Mais que l’on soit opérateur ou régulateur, le formalisme ne saurait être une fin en soi. Par exemple, quand bien même l’irréprochable processus de consultation peut se prévaloir de transparence et de modernité, peut-il faire oublier qu’à recueillir les avis, par construction dissonants, de consommateurs, intermédiaires et opérateurs de 28 marchés si différents, le résultat est au mieux difficile à exploiter, au pire aisé à orienter ? Quant à la virtuosité technique, il a fallu revoir la copie à plusieurs reprises dans le cadre de Solvabilité II, tandis que du côté des marchés financiers, l’entrée en vigueur de la directive MIF II est reportée d’un an en raison précisément du « défi technique exceptionnel » qu’elle représente.

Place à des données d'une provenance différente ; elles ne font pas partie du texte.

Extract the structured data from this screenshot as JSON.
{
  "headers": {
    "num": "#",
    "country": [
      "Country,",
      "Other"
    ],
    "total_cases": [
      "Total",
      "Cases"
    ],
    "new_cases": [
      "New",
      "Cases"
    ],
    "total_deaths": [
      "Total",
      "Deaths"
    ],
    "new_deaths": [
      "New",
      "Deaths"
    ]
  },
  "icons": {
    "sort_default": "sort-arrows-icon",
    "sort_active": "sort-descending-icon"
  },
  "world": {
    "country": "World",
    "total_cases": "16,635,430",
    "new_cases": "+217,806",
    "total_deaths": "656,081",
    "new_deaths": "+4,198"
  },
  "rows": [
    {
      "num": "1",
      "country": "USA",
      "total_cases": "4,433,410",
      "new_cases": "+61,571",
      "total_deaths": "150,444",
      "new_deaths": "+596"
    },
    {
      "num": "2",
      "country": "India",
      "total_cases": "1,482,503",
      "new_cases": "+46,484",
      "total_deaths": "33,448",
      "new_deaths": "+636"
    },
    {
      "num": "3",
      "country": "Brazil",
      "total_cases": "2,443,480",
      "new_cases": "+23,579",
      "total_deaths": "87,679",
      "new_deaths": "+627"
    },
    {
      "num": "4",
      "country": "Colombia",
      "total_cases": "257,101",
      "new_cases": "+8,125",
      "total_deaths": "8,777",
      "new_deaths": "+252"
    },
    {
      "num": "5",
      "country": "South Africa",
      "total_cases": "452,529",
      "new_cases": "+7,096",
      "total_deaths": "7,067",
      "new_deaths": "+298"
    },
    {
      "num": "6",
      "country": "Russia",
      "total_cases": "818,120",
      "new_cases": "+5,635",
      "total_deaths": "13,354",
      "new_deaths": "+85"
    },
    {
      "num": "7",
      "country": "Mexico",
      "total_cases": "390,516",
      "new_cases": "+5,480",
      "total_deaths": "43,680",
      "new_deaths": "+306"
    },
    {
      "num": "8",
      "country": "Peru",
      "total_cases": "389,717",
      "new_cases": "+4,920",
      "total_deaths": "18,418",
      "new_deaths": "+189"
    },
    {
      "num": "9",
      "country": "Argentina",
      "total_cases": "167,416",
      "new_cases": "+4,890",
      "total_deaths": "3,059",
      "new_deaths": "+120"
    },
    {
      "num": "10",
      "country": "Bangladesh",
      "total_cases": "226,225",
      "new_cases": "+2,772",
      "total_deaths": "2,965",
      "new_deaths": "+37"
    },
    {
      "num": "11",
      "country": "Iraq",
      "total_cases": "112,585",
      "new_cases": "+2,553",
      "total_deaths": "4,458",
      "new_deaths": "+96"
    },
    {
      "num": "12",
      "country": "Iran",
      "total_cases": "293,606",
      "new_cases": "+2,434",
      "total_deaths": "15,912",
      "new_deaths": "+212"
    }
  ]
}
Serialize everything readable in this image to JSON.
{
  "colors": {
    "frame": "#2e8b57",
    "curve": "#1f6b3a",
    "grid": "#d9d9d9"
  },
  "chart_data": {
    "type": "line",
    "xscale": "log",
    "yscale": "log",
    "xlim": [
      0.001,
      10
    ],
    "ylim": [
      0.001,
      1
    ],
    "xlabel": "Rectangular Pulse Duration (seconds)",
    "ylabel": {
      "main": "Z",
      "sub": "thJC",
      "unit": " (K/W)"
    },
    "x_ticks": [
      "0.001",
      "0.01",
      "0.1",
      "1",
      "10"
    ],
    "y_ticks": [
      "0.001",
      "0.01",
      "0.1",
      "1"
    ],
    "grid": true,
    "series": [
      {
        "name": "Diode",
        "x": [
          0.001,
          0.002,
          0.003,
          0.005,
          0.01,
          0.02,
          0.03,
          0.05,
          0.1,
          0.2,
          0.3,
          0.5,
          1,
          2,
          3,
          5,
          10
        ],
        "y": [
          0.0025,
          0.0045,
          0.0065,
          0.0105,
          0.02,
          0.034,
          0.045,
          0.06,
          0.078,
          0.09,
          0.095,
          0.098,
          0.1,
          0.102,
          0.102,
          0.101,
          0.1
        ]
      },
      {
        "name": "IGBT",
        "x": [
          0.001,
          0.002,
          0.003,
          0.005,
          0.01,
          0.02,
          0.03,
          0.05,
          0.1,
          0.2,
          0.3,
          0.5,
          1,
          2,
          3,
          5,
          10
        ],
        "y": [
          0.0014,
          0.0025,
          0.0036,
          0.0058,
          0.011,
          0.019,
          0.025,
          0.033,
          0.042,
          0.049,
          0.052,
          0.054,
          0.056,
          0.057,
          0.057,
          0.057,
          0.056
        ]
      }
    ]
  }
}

Formellement exemplaire et portant le projet d’harmonisation européenne, entre Etats comme entre secteurs financiers, avec une cohérence et une détermination sans faille, l’EIOPA pourra-t-elle, à force de conviction et de technicité, tout à la fois palier son éloignement du terrain et créer la force d’attraction nécessaire pour surmonter résistances et particularismes en vue de fonder un grand marché unique européen de l’assurance, aujourd’hui manifestement virtuel ?

Fermement résolue à l’emporter contre des conservatismes prévisibles et qui ne sont ni toujours légitimes ni nécessairement désintéressés, l’EIOPA, pour son propre succès mais aussi dans l’intérêt de l’assurance dans son ensemble, devra faire preuve d’une intelligence et d’un discernement peu communs au risque soit de perdre l’impulsion nécessaire pour réaliser sa mission au service d’une régulation et d’une supervision européennes efficaces et harmonisées, soit d’ignorer la réalité des obstacles et d’incarner bien malgré soi une Europe dogmatique et désincarnée à l’égard de laquelle les citoyens sont de moins en moins indulgents. A cet égard, miser sur la « subsidiarité » davantage que sur une « proportionnalité » qui n’en peut mais, pourrait être un sage pari.